People, the guy hasn’t even used his own face for the past, what?, 35 years and his passing is plastered across the global media? Here in New Zealand, not one, but three commemoration services are planned. What can I say? It’s winter. Our brains have frozen.

I can hear my future grandchild now:

“Gramps, what did this Michael Jackson fellow do to become so popular and famous? Cure cancer?”

“Uh, no?”

“Bring peace to the Middle East?”


“End the recession and find you a job?”

“Actually . . .”

“So what was with all this wailing and weeping and general silliness when he died? Was he the second coming of Christ?”

“Well, Bitemymoko the Third, he might have liked to think of himself in those terms. In reality, he sang. And danced.”


“And that’s it.”

“You’re kidding me, right?”

“My sentiments exactly.”

“That’s it?”

“That’s it.”

“People really are stupid, aren’t they, Gramps?”

“You have no idea.”

I had no use for Michael Jackson. King of Pop? More like the Joker.

He was Freakshow Incarnate and I’ve always liked my music gods to be a little more, oh I don’t know, normal. And by normal, I mean diddling teenage groupies not little boys.

Truth be told, I can’t think of a single song of his that I didn’t detest.

See these teeth?

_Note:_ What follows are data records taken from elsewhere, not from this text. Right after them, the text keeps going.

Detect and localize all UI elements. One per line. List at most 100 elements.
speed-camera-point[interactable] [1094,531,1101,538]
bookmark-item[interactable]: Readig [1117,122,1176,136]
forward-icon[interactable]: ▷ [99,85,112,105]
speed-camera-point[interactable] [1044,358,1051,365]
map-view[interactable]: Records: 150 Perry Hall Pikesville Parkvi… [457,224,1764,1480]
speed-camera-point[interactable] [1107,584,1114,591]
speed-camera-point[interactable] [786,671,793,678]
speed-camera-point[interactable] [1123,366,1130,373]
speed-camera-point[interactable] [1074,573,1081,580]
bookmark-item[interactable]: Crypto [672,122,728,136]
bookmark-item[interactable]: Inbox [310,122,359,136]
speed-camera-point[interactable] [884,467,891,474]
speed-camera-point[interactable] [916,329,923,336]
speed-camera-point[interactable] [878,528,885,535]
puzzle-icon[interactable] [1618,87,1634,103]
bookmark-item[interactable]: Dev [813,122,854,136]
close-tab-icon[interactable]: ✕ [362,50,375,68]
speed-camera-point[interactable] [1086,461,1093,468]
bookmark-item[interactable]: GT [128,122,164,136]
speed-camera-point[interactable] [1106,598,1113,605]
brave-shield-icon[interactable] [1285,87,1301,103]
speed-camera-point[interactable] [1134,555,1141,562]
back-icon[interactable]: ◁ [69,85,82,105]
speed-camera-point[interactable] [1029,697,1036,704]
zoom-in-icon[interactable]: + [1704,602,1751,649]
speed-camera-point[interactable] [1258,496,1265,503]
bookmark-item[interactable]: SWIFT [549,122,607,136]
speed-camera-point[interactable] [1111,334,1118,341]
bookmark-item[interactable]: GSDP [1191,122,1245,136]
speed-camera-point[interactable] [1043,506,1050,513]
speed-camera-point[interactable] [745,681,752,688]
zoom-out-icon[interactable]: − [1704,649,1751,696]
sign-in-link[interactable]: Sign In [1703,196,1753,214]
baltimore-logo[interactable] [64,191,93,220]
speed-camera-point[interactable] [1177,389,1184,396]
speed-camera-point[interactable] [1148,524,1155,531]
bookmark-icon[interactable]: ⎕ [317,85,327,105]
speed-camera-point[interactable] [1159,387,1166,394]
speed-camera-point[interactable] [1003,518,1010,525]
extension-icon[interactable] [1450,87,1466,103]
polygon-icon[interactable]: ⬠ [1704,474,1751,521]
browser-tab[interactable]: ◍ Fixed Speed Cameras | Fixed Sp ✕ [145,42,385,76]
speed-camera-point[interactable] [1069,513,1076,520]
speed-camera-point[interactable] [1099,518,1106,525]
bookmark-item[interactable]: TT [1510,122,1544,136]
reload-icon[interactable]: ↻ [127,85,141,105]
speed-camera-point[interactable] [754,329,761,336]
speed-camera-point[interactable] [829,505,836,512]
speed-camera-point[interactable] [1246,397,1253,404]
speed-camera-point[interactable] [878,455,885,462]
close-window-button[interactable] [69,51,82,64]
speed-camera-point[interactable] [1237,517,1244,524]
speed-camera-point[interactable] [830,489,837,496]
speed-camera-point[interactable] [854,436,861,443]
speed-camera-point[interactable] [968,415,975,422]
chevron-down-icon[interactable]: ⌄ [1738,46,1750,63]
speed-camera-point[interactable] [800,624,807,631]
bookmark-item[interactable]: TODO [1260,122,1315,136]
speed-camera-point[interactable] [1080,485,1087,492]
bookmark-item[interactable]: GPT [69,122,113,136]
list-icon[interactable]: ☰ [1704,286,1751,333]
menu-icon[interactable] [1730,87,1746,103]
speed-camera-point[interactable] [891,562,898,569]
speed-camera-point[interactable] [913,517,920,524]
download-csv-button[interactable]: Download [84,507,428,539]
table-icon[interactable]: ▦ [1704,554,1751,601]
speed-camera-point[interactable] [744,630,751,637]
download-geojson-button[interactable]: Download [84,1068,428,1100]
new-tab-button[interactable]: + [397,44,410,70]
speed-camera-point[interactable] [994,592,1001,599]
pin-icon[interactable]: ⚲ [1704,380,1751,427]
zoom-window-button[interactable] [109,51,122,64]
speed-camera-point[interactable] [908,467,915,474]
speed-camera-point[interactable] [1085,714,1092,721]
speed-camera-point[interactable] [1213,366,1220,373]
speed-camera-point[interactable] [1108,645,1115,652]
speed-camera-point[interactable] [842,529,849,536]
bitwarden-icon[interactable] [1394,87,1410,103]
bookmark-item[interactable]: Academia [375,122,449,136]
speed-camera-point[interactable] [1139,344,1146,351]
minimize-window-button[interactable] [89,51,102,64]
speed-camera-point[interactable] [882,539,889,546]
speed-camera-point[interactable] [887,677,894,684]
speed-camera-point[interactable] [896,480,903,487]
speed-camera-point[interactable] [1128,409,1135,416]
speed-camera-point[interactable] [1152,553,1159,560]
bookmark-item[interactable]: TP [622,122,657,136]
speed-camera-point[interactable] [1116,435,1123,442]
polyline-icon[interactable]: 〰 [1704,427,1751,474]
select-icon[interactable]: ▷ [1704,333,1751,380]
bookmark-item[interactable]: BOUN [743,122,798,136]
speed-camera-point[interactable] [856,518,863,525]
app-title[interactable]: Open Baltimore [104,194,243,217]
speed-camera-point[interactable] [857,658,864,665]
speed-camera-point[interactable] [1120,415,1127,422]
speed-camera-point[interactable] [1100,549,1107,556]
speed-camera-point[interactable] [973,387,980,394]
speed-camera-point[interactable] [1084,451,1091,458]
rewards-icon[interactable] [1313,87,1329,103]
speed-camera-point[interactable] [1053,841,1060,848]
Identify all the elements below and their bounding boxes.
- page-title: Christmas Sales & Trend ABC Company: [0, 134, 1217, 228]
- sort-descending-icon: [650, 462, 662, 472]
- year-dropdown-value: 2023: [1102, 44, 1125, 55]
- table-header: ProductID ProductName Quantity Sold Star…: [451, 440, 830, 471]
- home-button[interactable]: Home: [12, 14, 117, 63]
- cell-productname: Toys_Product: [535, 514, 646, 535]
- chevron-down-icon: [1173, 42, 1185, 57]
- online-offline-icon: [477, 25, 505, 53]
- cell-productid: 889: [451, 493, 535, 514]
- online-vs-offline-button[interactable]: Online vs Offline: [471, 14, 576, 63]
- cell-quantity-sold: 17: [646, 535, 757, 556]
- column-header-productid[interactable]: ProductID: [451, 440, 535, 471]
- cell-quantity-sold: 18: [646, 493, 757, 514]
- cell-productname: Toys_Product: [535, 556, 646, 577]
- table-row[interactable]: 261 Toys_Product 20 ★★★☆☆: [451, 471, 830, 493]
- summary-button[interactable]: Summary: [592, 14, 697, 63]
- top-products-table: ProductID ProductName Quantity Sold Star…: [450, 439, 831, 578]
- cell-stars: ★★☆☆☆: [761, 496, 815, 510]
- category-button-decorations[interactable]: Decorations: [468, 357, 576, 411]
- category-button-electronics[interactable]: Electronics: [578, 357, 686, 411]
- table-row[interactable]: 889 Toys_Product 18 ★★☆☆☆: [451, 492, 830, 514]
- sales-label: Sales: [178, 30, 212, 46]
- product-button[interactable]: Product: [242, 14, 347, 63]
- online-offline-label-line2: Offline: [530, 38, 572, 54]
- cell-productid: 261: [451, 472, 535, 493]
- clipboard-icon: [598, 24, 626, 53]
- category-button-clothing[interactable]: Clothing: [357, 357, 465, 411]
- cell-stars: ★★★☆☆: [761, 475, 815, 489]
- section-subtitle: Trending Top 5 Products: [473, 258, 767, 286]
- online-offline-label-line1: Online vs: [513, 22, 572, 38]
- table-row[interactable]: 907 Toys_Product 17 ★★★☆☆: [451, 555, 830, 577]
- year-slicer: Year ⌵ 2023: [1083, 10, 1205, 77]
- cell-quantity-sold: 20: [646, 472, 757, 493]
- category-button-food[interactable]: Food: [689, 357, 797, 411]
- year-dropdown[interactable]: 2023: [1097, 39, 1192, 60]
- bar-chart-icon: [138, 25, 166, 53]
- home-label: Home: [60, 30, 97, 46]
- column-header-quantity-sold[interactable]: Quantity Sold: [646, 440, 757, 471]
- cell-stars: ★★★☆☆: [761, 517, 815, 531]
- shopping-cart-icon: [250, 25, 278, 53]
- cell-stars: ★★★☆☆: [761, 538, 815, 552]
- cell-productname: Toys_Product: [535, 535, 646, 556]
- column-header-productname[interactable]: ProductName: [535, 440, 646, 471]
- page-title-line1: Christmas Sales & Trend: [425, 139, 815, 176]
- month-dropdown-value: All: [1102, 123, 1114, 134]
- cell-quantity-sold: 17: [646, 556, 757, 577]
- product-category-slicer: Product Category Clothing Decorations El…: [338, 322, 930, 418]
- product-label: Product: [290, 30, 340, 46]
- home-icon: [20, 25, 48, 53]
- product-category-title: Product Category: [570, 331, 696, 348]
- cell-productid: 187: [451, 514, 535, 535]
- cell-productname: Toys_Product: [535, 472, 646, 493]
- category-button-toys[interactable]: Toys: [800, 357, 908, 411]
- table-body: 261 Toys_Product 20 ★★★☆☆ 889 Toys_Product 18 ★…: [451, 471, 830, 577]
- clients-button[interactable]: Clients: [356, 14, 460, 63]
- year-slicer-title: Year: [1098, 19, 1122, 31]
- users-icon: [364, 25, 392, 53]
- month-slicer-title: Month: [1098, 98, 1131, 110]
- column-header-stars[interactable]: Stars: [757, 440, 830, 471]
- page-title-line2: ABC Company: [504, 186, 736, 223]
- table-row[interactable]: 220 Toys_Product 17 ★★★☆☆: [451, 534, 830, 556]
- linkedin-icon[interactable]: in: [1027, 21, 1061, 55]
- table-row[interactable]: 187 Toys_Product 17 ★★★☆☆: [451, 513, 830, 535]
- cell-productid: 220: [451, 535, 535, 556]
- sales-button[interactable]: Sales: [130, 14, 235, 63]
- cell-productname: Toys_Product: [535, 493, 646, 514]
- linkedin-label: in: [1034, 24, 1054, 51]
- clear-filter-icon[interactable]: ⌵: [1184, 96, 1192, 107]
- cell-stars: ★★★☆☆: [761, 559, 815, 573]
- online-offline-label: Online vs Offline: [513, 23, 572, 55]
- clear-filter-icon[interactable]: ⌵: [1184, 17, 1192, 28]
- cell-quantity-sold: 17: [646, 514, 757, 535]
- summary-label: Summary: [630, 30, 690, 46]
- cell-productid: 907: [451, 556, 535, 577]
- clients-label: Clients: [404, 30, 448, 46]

Cut on rock’n’roll. Sixties rock’n’roll. Singers who make high-pitched noises like their shorts just shifted and squeezed a testicle are not now, nor will ever be, on my iPod. I have standards. They’re low standards, mind you, but I have them nonetheless.

If you told me Bruce Springsteen or Tom Petty or John Fogarty died, I would shed a tear. Michael Jackson? Meh.

Oh, sure the guy had talent. I can admire someone for their skills without leaking bodily fluids at the sound of their name. His dance moves were exceptional (I once tried to moonwalk and fell on my asteroid) even if his voice scared horses.

A music god? A legend? An entertainment icon? Am I the only person in the entire world who didn’t drink the Kool-Aid? Or mainline the Demerol?

I remember where I was when man first walked on the moon. When JFK was assassinated. When Team Canada won the Summit Series. When I first heard that Elvis and, later, John Lennon had died.

Where was I when Michael Jackson died? That was only two days ago and I’ve forgotten already.